Bundeslandwirtschaftsminister Cem Özdemir von den Grünen rief dazu auf, die Schuldenbremse um eine Investitionsklausel zu ergänzen. "Wir bekennen uns zur Schuldenbremse, aber zu einer guten Schuldenbremse", sagte Özdemir auf dem Grünen-Parteitag in Karlsruhe. Dabei müsse nicht nur das aktuelle Urteil des Bundesverfassungsgerichts berücksichtigt werden, sondern auch das vorherige Urteil desselben Gerichts, wonach Maßnahmen gegen die Klimakrise nicht aufgeschoben werden dürfen. "Beide Urteile gelten", hier dürfe es "nicht nur Rosinenpickerei geben", sagte Özdemir.
Söder sieht "schwere Staatskrise"
Bayerns Ministerpräsident Markus Söder sagte, Deutschland stecke in einer "schweren Staatskrise", die hausgemacht sei. Er und sein bayerischer Finanzminister Albert Füracker hätten dem Bund sehr frühzeitig dazu geraten, wegen der Belastungen durch den Ukraine-Krieg die Schuldenbremse für dieses Jahr auszusetzen. Bundesfinanzminister Christian Lindner habe den Vorschlag "arrogant und überheblich" zurückgewiesen.
Söder sprach sich vehement dagegen aus, die Schuldenbremse zu lösen. Eine stabile Haushaltspolitik habe Deutschland groß gemacht. Solidität müsse die Basis der Politik in Deutschland und Europa bleiben.

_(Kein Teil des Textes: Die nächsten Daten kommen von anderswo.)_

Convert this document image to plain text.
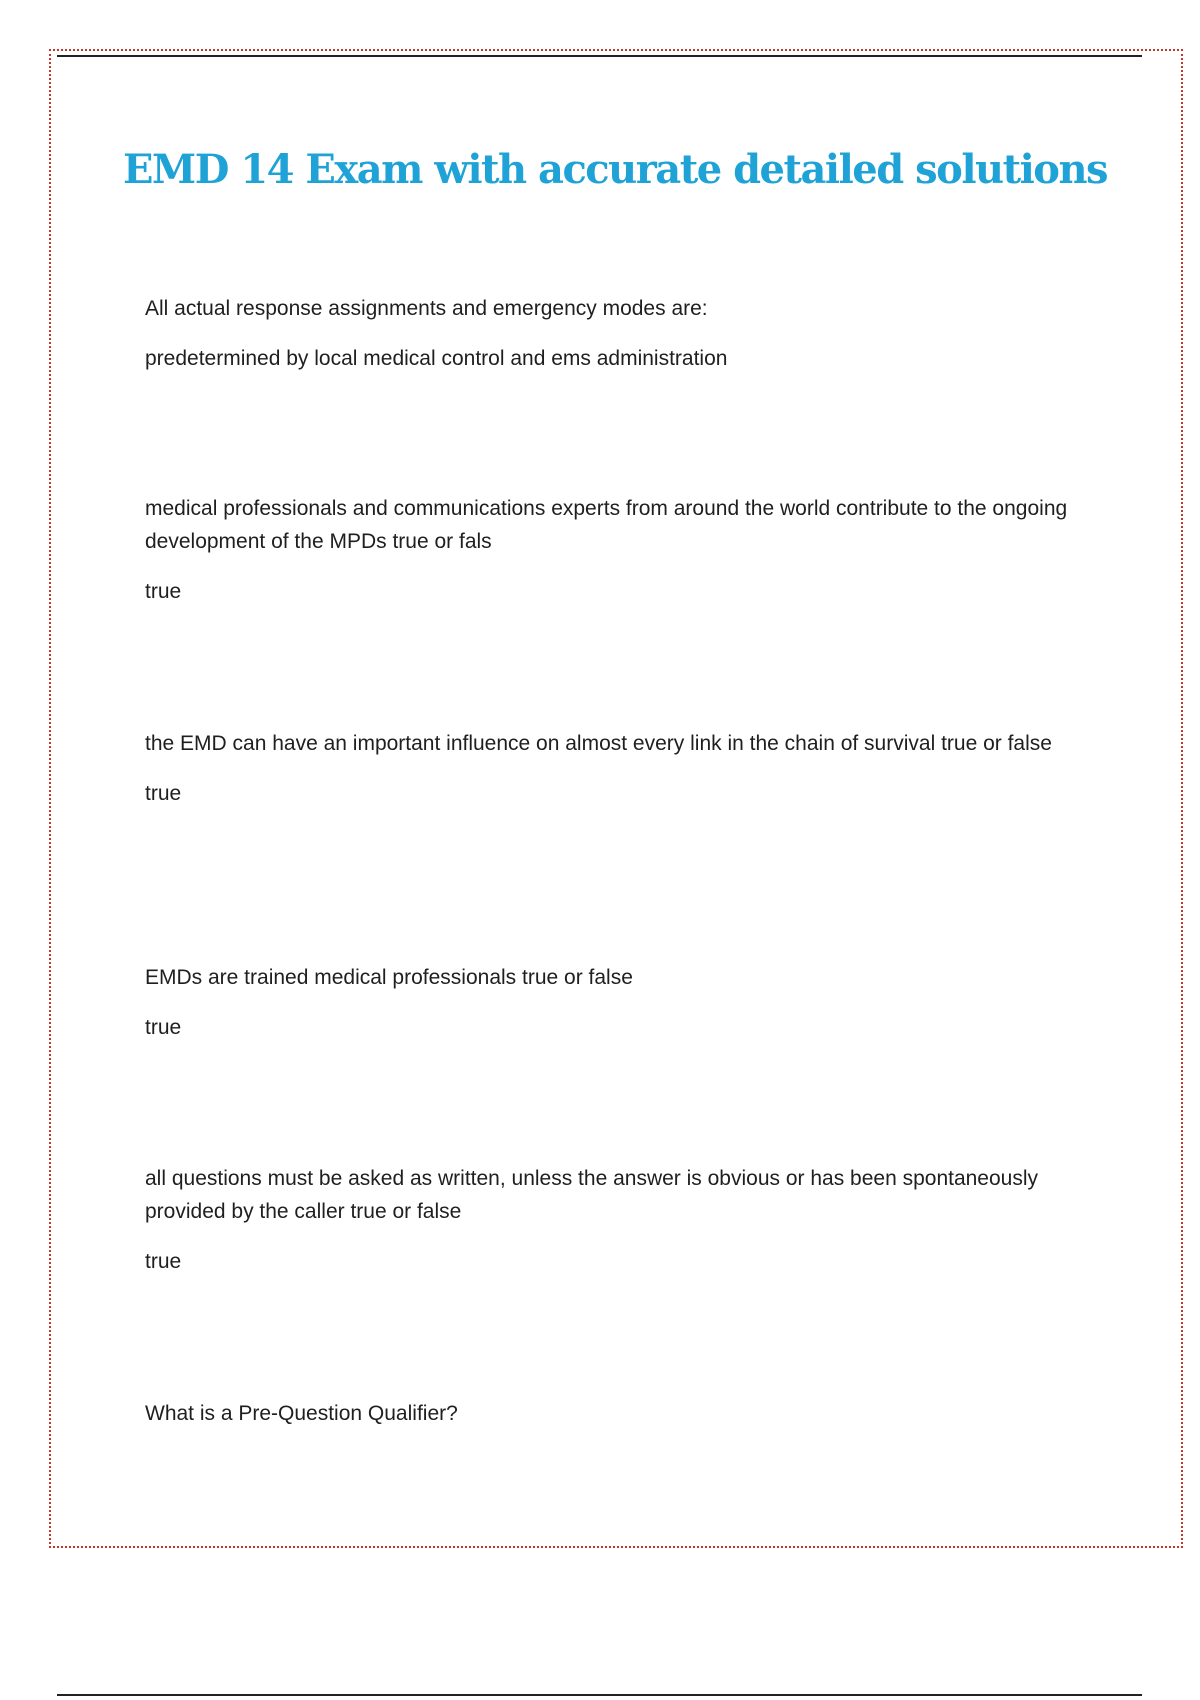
EMD 14 Exam with accurate detailed solutions

All actual response assignments and emergency modes are:

predetermined by local medical control and ems administration

medical professionals and communications experts from around the world contribute to the ongoing development of the MPDs true or fals

true

the EMD can have an important influence on almost every link in the chain of survival true or false

true

EMDs are trained medical professionals true or false

true

all questions must be asked as written, unless the answer is obvious or has been spontaneously provided by the caller true or false

true

What is a Pre-Question Qualifier?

Die Forderung nach einer Reform der Schuldenbremse war zuvor vor allem aus den Reihen der SPD und der Grünen gekommen. Die Jusos wollen die Schuldenbremse ganz abschaffen. Innerhalb der Ampel lehnt die FDP eine Reform bislang kategorisch ab. In der Union ist das Bild uneinheitlich. Zwar ist wie Söder auch CDU-Chef Friedrich Merz gegen eine Lockerung. Aus CDU-regierten Bundesländern im Osten kommen aber andere Töne.
Kretschmer und Wüst gesprächsbereit
Sachsens Ministerpräsident Michael Kretschmer zeigte sich gesprächsbereit. Die CDU-Regierungschefs von Berlin und Sachsen-Anhalt, Kai Wegner und Reiner Haseloff, sprachen sich sogar klar für eine Reform aus. "Wir müssen einfach sicherstellen, dass auch künftig strategisch wichtige Investitionen in Krisenzeiten möglich sind", sagte Haseloff. Wegner formulierte es so: "Die Schuldenbremse ist im Sinne solider Finanzen eine gute Idee. Ihre derzeitige Ausgestaltung halte ich allerdings für gefährlich."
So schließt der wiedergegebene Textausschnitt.